Levon Isakhanyan, who chairs the legal department at the Diocese of the Armenian Apostolic Orthodox Church in Georgia, said during the press conference with Sukiasian that any such action may be attributed to interethnic and inter-religious enmity.

“We are hopefully expecting the Patriarchate [the Georgian Orthodox Church, ed.] to observe their position, what they will say about discriminatory attitude of this certain cleric,” he said, adding that the Georgian Church should publicly condemn any type of discrimination from its own representatives.

“God created humans, not separate representatives of different religions,” he said.

The Georgian Church has not officially responded.

Mikael Botkoveli, Secretary of the Catholicos Patriarch, told online newspaper netgazeti.ge that he doesn’t believe the cleric at Sioni Church forced a churchgoer from an Armenian church to leave.

He said, according to his information, the priest saw a girl incorrectly crossing herself, but didn’t know that the girl was Armenian. The priest gave her a remark saying that Orthodox do not cross like this.

“Any priest can do the same. Later it turned out that the child wasn’t Orthodox.
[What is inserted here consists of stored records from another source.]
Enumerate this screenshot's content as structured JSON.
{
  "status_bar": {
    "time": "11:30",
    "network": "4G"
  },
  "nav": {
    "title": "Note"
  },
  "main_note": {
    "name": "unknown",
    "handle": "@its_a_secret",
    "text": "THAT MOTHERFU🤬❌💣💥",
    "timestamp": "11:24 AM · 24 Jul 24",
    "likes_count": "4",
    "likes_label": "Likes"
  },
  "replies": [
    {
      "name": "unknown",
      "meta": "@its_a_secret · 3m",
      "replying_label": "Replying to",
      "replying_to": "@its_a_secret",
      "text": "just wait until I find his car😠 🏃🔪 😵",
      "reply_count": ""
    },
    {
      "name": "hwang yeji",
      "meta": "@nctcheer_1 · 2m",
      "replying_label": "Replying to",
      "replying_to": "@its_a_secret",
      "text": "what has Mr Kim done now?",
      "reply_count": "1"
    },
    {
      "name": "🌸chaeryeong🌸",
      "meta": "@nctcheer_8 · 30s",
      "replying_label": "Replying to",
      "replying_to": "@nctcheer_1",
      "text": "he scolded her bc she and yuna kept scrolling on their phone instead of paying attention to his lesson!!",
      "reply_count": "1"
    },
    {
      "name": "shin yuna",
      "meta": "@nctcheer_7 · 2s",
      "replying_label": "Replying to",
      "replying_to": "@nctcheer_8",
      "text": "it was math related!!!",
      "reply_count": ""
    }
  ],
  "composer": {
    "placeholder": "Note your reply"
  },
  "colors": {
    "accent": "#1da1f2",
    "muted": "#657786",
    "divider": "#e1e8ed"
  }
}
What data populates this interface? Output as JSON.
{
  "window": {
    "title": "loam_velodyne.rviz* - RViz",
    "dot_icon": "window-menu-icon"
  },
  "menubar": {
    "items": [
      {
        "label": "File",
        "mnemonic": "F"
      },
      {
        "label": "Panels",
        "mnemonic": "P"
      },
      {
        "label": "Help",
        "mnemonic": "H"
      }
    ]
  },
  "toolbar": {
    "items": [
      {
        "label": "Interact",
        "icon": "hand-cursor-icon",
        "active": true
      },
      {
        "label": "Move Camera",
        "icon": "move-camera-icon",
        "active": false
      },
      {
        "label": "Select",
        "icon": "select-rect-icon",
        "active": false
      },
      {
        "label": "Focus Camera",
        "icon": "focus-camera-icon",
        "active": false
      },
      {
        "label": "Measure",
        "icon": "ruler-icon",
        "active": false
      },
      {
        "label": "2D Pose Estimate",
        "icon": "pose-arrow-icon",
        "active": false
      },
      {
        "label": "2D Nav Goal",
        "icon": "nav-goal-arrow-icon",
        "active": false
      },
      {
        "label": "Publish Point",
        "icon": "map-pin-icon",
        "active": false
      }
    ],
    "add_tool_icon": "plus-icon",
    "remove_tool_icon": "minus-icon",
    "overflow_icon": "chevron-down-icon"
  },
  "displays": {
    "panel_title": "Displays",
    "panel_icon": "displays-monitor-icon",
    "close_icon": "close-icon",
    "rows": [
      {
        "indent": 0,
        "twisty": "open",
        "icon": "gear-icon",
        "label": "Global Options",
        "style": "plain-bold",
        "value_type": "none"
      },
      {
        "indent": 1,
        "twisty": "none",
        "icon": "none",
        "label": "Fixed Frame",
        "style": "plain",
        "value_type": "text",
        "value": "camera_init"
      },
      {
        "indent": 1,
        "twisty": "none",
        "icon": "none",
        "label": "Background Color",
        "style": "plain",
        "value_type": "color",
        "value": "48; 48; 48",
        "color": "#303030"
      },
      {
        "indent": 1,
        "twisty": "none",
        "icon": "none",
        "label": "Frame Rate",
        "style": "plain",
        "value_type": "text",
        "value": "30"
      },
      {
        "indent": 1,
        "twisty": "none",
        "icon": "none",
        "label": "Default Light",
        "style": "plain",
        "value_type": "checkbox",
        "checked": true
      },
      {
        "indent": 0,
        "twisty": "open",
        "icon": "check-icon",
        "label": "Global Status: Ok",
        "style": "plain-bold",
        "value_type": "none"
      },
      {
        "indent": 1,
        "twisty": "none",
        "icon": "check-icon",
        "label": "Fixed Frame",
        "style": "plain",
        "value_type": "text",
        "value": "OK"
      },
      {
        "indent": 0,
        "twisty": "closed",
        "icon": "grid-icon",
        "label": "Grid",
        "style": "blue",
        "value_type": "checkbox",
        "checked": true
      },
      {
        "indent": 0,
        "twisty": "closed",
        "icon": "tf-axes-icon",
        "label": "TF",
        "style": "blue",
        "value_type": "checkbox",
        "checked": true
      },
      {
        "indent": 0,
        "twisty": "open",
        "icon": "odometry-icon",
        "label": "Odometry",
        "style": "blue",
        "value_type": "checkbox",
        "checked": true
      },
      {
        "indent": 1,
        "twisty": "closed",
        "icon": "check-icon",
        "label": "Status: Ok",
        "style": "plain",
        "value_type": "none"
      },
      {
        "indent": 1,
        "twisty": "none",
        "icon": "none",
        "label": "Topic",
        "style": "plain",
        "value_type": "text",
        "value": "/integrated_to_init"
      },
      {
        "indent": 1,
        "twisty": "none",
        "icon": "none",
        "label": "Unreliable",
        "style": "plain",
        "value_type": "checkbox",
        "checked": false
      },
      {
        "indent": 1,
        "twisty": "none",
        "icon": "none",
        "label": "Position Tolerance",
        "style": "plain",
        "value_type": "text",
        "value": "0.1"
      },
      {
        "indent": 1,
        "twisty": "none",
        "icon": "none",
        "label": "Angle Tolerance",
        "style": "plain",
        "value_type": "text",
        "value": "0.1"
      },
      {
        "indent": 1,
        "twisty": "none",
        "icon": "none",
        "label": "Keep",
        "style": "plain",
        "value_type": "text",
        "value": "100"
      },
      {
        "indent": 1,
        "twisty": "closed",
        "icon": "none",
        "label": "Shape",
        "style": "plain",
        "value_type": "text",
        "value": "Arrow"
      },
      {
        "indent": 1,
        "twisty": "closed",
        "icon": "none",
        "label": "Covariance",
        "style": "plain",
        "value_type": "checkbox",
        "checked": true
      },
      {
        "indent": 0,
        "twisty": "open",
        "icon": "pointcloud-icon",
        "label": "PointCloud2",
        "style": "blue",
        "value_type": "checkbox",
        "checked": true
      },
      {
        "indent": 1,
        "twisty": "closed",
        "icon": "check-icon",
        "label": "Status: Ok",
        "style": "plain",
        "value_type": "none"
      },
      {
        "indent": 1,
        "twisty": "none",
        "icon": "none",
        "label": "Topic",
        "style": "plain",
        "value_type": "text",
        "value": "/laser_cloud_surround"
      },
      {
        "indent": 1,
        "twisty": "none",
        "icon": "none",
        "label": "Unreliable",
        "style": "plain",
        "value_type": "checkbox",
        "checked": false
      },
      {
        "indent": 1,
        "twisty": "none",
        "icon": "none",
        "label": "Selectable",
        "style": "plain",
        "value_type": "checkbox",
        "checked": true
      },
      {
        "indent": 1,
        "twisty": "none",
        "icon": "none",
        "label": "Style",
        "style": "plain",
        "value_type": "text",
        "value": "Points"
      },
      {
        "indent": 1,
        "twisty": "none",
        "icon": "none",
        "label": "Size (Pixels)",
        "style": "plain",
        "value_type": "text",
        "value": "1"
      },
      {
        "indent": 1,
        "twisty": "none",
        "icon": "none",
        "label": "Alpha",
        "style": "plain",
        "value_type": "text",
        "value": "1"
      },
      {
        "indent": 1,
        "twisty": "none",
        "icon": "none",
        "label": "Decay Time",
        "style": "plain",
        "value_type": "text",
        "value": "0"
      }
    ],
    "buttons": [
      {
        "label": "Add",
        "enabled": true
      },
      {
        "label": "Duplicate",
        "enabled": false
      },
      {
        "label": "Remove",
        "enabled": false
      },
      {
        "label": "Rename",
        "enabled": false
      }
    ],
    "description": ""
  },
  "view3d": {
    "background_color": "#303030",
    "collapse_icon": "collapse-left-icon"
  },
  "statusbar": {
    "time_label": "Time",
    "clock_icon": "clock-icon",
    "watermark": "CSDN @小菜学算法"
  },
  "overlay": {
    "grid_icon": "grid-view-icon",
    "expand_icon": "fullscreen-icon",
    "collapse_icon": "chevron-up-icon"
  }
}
Any person has a right to enter the church and look at it,” he said. “I don’t know if anything happened afterwards.”

Botkoveli says he thinks this case cannot be a subject for discussion for the Patriarchate, since it was a local issue and has been resolved.

He says there was nothing problematic in what happened as anyone can go inside the church and be given a remark for incorrectly crossing and he says many people go to Sioni and the priest is not able to find out their affiliation one by one.